A planned merger between cannabis multistate operators Columbia Care and Cresco Labs valued at $2 billion has been called off, according to a statement from the two companies released on Monday.
Chicago-based Cresco Labs announced in March 2022 that it had come to an agreement to acquire Columbia Care, headquartered in New York, in an all-stock deal valued at approximately $2 billion. In February, the two companies unveiled a revised plan to give the firms more time to divest assets in some markets to comply with regulatory requirements.
Each already one of the largest vertically integrated cannabis companies in the United States, the planned deal between the two firms would have created the largest marijuana business in the country.

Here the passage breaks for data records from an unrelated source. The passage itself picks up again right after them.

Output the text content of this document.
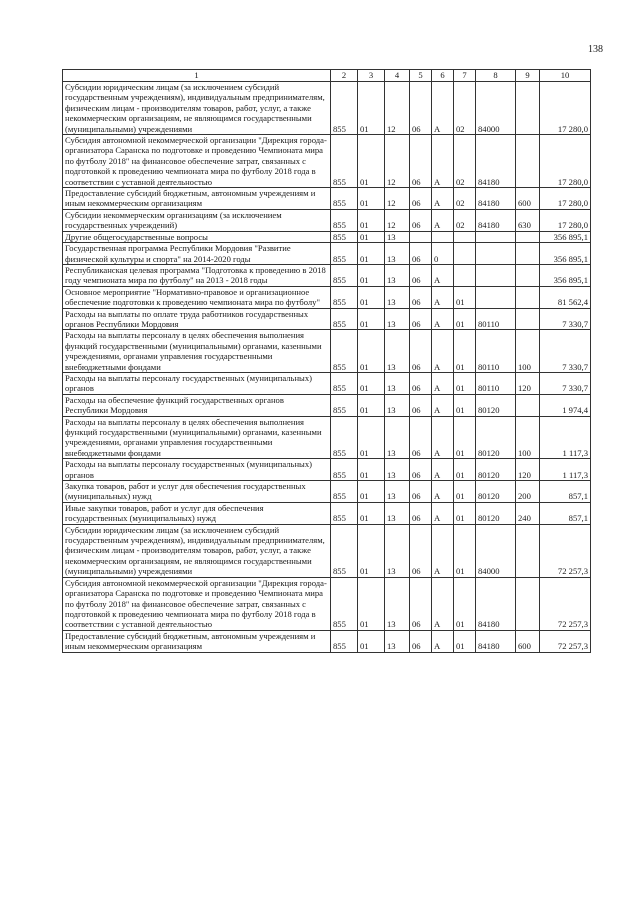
138
1	2	3	4	5	6	7	8	9	10
Субсидии юридическим лицам (за исключением субсидий государственным учреждениям), индивидуальным предпринимателям, физическим лицам - производителям товаров, работ, услуг, а также некоммерческим организациям, не являющимся государственными (муниципальными) учреждениями	855	01	12	06	А	02	84000		17 280,0
Субсидия автономной некоммерческой организации "Дирекция города-организатора Саранска по подготовке и проведению Чемпионата мира по футболу 2018" на финансовое обеспечение затрат, связанных с подготовкой к проведению чемпионата мира по футболу 2018 года в соответствии с уставной деятельностью	855	01	12	06	А	02	84180		17 280,0
Предоставление субсидий бюджетным, автономным учреждениям и иным некоммерческим организациям	855	01	12	06	А	02	84180	600	17 280,0
Субсидии некоммерческим организациям (за исключением государственных учреждений)	855	01	12	06	А	02	84180	630	17 280,0
Другие общегосударственные вопросы	855	01	13						356 895,1
Государственная программа Республики Мордовия "Развитие физической культуры и спорта" на 2014-2020 годы	855	01	13	06	0				356 895,1
Республиканская целевая программа "Подготовка к проведению в 2018 году чемпионата мира по футболу" на 2013 - 2018 годы	855	01	13	06	А				356 895,1
Основное мероприятие "Нормативно-правовое и организационное обеспечение подготовки к проведению чемпионата мира по футболу"	855	01	13	06	А	01			81 562,4
Расходы на выплаты по оплате труда работников государственных органов Республики Мордовия	855	01	13	06	А	01	80110		7 330,7
Расходы на выплаты персоналу в целях обеспечения выполнения функций государственными (муниципальными) органами, казенными учреждениями, органами управления государственными внебюджетными фондами	855	01	13	06	А	01	80110	100	7 330,7
Расходы на выплаты персоналу государственных (муниципальных) органов	855	01	13	06	А	01	80110	120	7 330,7
Расходы на обеспечение функций государственных органов Республики Мордовия	855	01	13	06	А	01	80120		1 974,4
Расходы на выплаты персоналу в целях обеспечения выполнения функций государственными (муниципальными) органами, казенными учреждениями, органами управления государственными внебюджетными фондами	855	01	13	06	А	01	80120	100	1 117,3
Расходы на выплаты персоналу государственных (муниципальных) органов	855	01	13	06	А	01	80120	120	1 117,3
Закупка товаров, работ и услуг для обеспечения государственных (муниципальных) нужд	855	01	13	06	А	01	80120	200	857,1
Иные закупки товаров, работ и услуг для обеспечения государственных (муниципальных) нужд	855	01	13	06	А	01	80120	240	857,1
Субсидии юридическим лицам (за исключением субсидий государственным учреждениям), индивидуальным предпринимателям, физическим лицам - производителям товаров, работ, услуг, а также некоммерческим организациям, не являющимся государственными (муниципальными) учреждениями	855	01	13	06	А	01	84000		72 257,3
Субсидия автономной некоммерческой организации "Дирекция города-организатора Саранска по подготовке и проведению Чемпионата мира по футболу 2018" на финансовое обеспечение затрат, связанных с подготовкой к проведению чемпионата мира по футболу 2018 года в соответствии с уставной деятельностью	855	01	13	06	А	01	84180		72 257,3
Предоставление субсидий бюджетным, автономным учреждениям и иным некоммерческим организациям	855	01	13	06	А	01	84180	600	72 257,3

But on Monday, the two companies announced that they had come to a mutual agreement to walk away from the deal, citing the regulatory and business climate facing the regulated cannabis industry. No penalties or fees related to the mutual agreement to terminate the merger will be incurred by either company.
“In light of the evolving landscape in the cannabis industry, we believe the decision to terminate the planned transaction is in the long-term interest of Cresco Labs and our shareholders,” Charles Bachtell, CEO and co-founder of Cresco Labs, said in a statement from the company.
Bachtell added that this is a “tough economic time” for the cannabis industry as a whole and that Cresco will refocus on its core business, including a “swift restructuring of low-margin operations.”
Cannabis Industry Facing Challenges
CNBC reported on Monday that the deal began to fall through when the companies failed to divest assets necessary to achieve regulatory approval by a deadline that passed on June 30. Under state licensing laws, the companies were required to relinquish assets in some markets where both firms were doing business.
In addition to the regulatory issues faced by Columbia Care and Cresco Labs, the cannabis industry as a whole has been hampered by the continued illegality of marijuana at the federal level. Sales of regulated cannabis have declined in some of the first states to legalize marijuana as markets mature, while an entrenched underground industry continues to flourish.
Additionally, the failure of Congress to pass the Secure and Fair Enforcement (SAFE) Banking Act, a bill that would give state-legal cannabis companies access to traditional financial services, has led to a steep drop in investment in the industry. Federal regulations also impinge on regulated cannabis companies’ ability to carry out vital business functions, as was made clear last week when Mastercard warned banks and payment processors to stop allowing debit transactions for purchases of cannabis products.
Cresco Labs has a market capitalization of about $700 million, down from about $2 billion when the deal was announced, according to CNBC, while Columbia Care’s market value is about $200 million. In addition to the cancellation of the merger, the two companies noted that a November 2022 agreement to divest certain New York, Illinois and Massachusetts assets of Cresco and Columbia Care to an entity owned and controlled by Sean “Diddy” Combs has also been terminated, effective July 28, 2023.
Scrapping Merger ‘The Best Path Forward’
Nicholas Vita, the CEO and co-founder of Columbia Care, said that scrapping the planned deal was the best option for both businesses.
“After careful consideration, we are confident in the mutual decision to move forward as separate, standalone companies. This is the best path forward for Columbia Care’s employees, customers, and shareholders. We are thankful for the collaboration and partnership with the Cresco team throughout this extensive process,” said Vita. “Over the last 16 months we have reviewed every aspect of our business, remained decisive and have made substantive changes that significantly improved our operations — positioning us with significant strategic and operational strength at this inflection point in the company’s history.
Lucas C. McCann, Ph.D., the co-founder and chief scientific officer of the cannabis regulatory and compliance consulting firm CannDelta, says that the “announcement of the failed merger between Cresco and Columbia Health is an alarming trend in the cannabis industry across the country.” But he adds that the news might result in a better business environment for independent operators down the road.
“The silver lining in this situation might be the opportunities it opens up for smaller businesses. The saying ‘Be Small, Keep it All’ seems to continue to be true for emerging and mature cannabis markets, such as New York,” McCann said, where fees for large operators are high compared to those for micro businesses, “making it prohibitively expensive for big businesses to thrive in these markets.”